Anche ai pellerossa americani è stato riservato lo stesso trattamento dei sardi? [di Franco Annunziata]

carnevale

A proposito  della lettera aperta a Philippe Daverio, sui pastori sardi bisogna registrare che continuano ad esistere stereotipi, che si rafforzano durante l’estate, quando i turisti di  altre regioni fanno il verso ai residenti con espressioni dialettali e marcando l’accento.

Vivo in Sardegna dallo 01/08/1961 e la mia famiglia è sarda e tuttavia penso che una qualche responsabilità l’abbiano quelli che hanno esportato l’immagine di una popolazione che vive in costume: era questa l’immagine che arrivava a Milano anche sui libri di testo delle Scuole Medie, comprese alcune notizie/immagini sui latitanti.

Spiace molto ma non è condivisibile l’immagine che viene data della cultura della Sardegna con gli spettacoli folcloristici che vengono organizzati, ad uso e consumo dei turisti, nei villaggi turistici. Quegli spettacoli dovrebbero essere visti nei luoghi ove viene prodotta quella cultura e dove viene vissuta.

Ancor più spiace molto la rassegna delle maschere sarde di carnevale organizzata il 15 agosto (!) a Muravera e in altre località costiere, sempre ad uso e consumo dei turisti: ma quella cultura non dovrebbe essere goduta nei paesi e nel periodo di carnevale?

Tutto ciò è una scorretta rappresentazione delle culture locali, e quindi delle diverse identità della Sardegna. Ma l’osola ma non era quasi un Continente? La domanda cruciale allora da porsi è: ma non era stato riservato anche ai pellerossa americani  lo stesso trattamento?

 

One Comment

  1. Angelo

    Caro sig.Annunziata, lei ha ragione da vendere.
    Mi permetta di cogliere la sua come spunto per alcune riflessioni.

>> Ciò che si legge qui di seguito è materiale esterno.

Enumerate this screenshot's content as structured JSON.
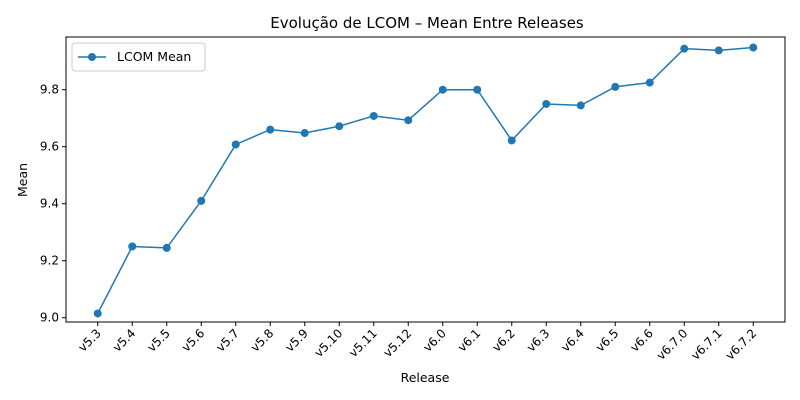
{
  "chart_data": {
    "type": "line",
    "title": "Evolução de LCOM – Mean Entre Releases",
    "xlabel": "Release",
    "ylabel": "Mean",
    "ylim": [
      8.985,
      9.985
    ],
    "yticks": [
      "9.0",
      "9.2",
      "9.4",
      "9.6",
      "9.8"
    ],
    "categories": [
      "v5.3",
      "v5.4",
      "v5.5",
      "v5.6",
      "v5.7",
      "v5.8",
      "v5.9",
      "v5.10",
      "v5.11",
      "v5.12",
      "v6.0",
      "v6.1",
      "v6.2",
      "v6.3",
      "v6.4",
      "v6.5",
      "v6.6",
      "v6.7.0",
      "v6.7.1",
      "v6.7.2"
    ],
    "series": [
      {
        "name": "LCOM Mean",
        "color": "#1f77b4",
        "marker": "circle",
        "values": [
          9.015,
          9.25,
          9.245,
          9.41,
          9.608,
          9.66,
          9.648,
          9.672,
          9.708,
          9.693,
          9.8,
          9.8,
          9.622,
          9.75,
          9.745,
          9.81,
          9.825,
          9.944,
          9.938,
          9.948
        ]
      }
    ],
    "legend_position": "top-left",
    "grid": false
  }
}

    Non voglio certo sollevare il prof.Daverio dalle responsabilità per lo scivolone commesso e nemmeno evitargli la vergogna che merita, il suo errore rimarrà negli archivi ed eventualmente ne risponderà in prima persona.

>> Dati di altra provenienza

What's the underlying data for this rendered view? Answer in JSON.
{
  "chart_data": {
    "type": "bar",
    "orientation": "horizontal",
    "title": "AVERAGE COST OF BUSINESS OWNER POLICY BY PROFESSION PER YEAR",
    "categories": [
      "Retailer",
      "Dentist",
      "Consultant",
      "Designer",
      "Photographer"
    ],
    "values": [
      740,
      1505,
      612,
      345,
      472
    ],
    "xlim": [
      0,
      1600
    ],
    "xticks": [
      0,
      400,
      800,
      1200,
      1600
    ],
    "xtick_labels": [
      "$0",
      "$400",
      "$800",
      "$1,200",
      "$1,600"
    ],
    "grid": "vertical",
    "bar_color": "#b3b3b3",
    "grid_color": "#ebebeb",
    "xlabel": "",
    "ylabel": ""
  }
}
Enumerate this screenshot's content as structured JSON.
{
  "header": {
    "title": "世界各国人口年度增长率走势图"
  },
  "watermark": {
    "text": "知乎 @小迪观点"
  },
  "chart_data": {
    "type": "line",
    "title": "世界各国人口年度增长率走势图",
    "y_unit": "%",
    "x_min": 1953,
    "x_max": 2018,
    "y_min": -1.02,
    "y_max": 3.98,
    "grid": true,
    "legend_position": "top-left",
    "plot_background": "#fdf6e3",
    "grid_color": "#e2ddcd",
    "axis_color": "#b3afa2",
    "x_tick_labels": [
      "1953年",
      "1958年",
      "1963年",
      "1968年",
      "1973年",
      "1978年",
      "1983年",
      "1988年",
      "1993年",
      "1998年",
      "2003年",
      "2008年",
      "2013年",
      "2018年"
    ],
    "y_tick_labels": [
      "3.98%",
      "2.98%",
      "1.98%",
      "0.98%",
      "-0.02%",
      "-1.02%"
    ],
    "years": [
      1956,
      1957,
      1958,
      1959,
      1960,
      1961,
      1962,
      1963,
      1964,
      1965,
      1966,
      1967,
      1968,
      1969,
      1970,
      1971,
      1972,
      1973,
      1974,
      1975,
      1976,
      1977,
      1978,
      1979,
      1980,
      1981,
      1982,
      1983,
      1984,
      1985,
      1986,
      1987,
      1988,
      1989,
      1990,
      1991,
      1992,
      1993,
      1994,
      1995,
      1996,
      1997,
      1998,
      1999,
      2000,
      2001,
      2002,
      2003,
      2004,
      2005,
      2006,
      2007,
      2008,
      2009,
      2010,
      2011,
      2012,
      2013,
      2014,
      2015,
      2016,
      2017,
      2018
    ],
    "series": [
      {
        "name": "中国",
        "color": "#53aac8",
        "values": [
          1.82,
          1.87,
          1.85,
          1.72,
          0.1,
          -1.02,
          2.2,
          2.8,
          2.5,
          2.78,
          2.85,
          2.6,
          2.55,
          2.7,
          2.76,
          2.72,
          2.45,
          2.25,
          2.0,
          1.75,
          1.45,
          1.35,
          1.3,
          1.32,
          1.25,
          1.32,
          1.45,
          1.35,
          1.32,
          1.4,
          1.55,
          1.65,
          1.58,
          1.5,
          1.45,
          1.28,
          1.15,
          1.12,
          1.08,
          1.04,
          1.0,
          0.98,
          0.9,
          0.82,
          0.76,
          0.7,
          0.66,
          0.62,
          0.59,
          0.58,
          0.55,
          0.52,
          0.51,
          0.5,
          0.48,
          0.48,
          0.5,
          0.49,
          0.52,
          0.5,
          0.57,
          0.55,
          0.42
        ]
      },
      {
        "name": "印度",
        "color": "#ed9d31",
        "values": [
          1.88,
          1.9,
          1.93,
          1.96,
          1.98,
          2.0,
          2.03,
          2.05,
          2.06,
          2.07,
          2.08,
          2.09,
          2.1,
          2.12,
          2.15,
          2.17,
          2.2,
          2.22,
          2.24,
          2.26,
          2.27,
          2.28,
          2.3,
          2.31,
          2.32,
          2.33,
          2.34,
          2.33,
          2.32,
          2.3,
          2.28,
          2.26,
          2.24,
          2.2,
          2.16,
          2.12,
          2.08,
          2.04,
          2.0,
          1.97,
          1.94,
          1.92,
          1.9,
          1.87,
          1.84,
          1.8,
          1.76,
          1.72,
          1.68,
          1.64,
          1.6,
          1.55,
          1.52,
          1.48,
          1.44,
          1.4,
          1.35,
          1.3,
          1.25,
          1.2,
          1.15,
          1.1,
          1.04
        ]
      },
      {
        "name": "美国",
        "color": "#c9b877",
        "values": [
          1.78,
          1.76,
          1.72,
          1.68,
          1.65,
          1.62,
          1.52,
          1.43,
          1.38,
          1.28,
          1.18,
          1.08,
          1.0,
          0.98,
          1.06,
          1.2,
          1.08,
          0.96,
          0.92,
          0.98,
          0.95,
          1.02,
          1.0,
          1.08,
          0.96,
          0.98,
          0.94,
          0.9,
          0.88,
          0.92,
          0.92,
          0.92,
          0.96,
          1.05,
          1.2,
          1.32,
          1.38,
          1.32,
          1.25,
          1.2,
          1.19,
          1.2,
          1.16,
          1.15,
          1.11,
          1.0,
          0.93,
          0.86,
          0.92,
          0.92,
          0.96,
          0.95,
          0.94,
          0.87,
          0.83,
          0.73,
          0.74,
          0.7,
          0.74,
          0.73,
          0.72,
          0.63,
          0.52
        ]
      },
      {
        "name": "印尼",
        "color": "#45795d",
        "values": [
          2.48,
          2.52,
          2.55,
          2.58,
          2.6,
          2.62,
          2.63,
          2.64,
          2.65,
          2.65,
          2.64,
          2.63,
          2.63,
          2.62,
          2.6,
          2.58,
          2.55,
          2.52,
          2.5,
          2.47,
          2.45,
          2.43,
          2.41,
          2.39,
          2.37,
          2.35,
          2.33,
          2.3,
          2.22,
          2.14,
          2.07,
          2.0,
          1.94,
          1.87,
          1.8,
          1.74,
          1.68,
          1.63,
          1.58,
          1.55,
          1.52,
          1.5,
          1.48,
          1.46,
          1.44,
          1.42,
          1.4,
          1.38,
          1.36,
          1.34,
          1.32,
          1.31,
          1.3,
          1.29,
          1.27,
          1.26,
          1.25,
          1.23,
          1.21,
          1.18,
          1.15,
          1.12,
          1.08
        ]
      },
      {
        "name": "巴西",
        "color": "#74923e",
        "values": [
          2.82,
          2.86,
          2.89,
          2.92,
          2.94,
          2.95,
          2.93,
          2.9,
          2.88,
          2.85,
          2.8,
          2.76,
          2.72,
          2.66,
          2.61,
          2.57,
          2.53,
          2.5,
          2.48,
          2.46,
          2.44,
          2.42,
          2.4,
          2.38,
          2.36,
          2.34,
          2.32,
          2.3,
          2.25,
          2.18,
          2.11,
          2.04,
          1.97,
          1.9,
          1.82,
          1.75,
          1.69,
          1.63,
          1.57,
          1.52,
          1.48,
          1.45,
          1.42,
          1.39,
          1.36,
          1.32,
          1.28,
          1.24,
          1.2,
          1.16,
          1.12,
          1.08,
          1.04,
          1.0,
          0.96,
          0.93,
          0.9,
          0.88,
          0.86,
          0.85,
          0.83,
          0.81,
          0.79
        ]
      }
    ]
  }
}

    Mi sembra però che per noi sardi sia molto più importante riflettere su noi stessi e sulle nostre colpe.
    Un avviso: se qualcuno si facesse sfiorare la mente dal ineluttabilità di questa situazione allora potrebbe tranquillamente accomodarsi di fianco all’ex assessore milanese, tanto varrebbe.
    Pensare alla storia come a uno svolgersi di avvenimenti l’uno consequenziale all’altro, pari allo srotolarsi delle immagini di una pellicola, allora questo sarebbe il modo migliore per avvalorare e moltiplicare gli stereotipi intorno alla sarda genia.
    Il destino non è prestabilito ed la storia delle nazioni la scrivono le nazioni stesse, volenti o nolenti.
    Volenti quando ci si assume la responsabilità, nolenti quando si subiscono gli eventi.
    La storia va avanti in ogni caso, occorre capire se vogliamo essere protagonisti o spettatori.

    Il fatto, cari connazionali, è che gran parte della responsabilità è di tutti noi sardi, nessuno può esimersi dall’accollarsi la propria parte di colpa.
    A che serve imbufalirsi per l’ennesimo sfottò quando siamo noi i primi ad avere poco a cuore la nostra terra e il nostro stesso popolo?
    Crediamo che dare addosso all’ennesimo “continentale” sia sufficiente a sedare la coscienza?

    Prima di arrivare a parlare di indipendenza (aspirazione del tutto legittima e che non può essere derubricata con una smorfia di sufficienza) occorrerebbe fare tutto un percorso che, è vero, ci è stato storicamente impedito perché è innegabile che certi meccanismi di stampo coloniale li abbiamo subiti e li stiamo pagando, ma è un percorso che è doveroso ed imprescindibile fare se non vogliamo apparire come dei sardi pavloviani.

    Vogliamo cominciare a farlo oppure vogliamo restare fermi a guardare?
    I giovani abbandonano l’isola, la nostra terra è fagocitata dal land-grabbing, i nostri raccolti e le nostre acque vengono avvelenate, le nostre coste privatizzate, sempre più gente crede che sia inutile dare un futuro alla nostra lingua, le terre e il mare sono preclusi dalle varie servitù, la nostra cultura viene ridotta a fenomeno da baraccone, la sanità pubblica sempre più malata, gli ospedali ceduti al miglior offerente straniero, eccetera…

    La spoliazione culturale e materiale va avanti con il nostro consenso, prima o poi sarà troppo tardi per tornare indietro.